Trade

Trump’s Tariffs Could Trigger a Second, Bigger Retail Apocalypse

JM Ashby
Written by JM Ashby

The so-called "retail apocalypse" peaked in 2017 when almost 9,000 brick and mortar stores closed, but Trump's next round of tariffs on all remaining Chinese goods not already subject to tariffs could trigger a bigger wave of closures over the next year.

Although Trump's tariffs on over $250 billion in Chinese goods have already been on the books for a year, those tariffs were imposed on a wide range of industrial goods and equipment that average people do not buy on a regular basis. With some exceptions, previous tariffs did not hit consumer products.

Trump's next round of tariffs on $300 million in Chinese goods will be different. These tariffs will be imposed on consumer goods and average American will begin to see higher prices on store shelves.

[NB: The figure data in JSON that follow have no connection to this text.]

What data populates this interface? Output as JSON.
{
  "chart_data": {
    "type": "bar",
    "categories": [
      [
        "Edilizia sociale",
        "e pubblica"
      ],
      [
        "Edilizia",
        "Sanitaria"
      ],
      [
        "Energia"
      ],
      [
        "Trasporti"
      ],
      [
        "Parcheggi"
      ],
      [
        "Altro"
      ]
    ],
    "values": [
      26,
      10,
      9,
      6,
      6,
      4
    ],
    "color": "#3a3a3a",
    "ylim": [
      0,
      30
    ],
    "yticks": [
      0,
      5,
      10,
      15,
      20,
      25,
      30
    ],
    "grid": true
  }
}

The retail lobby is warning that Trump's next round of tariffs will hit consumers directly and, if Trump increases the size of these tariffs as much as he has threatened to, it could lead to 12,000 store closures in 2020, up from 7,500 in 2019.

"The list of products these tariffs will hit are almost entirely consumer oriented," Hun Quach, vice president of international trade for the Retail Industry Leaders Association, said in a statement. "This new 10% tariff on Chinese imports is a direct hit on consumer products and family budgets, plain and simple."

A UBS analysis from May estimated that a 25% tariff on remaining Chinese imports — which is the group of goods targeted by Trump — could trigger 12,000 store closings over the next year.

So far in 2019, retailers have announced more than 7,500 store closings, which is higher than the number of closings from all of last year.

Trump's tariffs on remaining Chinese goods will begin at 10 percent on September 1st, but Trump has said his tariffs will remain at 10 percent for a "short period of time" and will gradually increase to 25 percent and possibly even higher.

I don't view higher tariffs as much of a 'possibility' as I do an inevitability.

If it proves to be true that Trump's trade war will not end until he's out of office, that gives him more than a year of time to fidget and fiddle with the global economy. Trump was incapable of keeping his tariffs to himself for more than four weeks after declaring a "truce" with Chinese President Xi Jinping and there's a lot of weeks left between today and the 2020 election.

I doubt Trump will even make it to Thanksgiving without raising his tariffs from 10 to 25 percent. And even that may be too generous. Can he make it to Halloween? An actual War on Christmas is coming.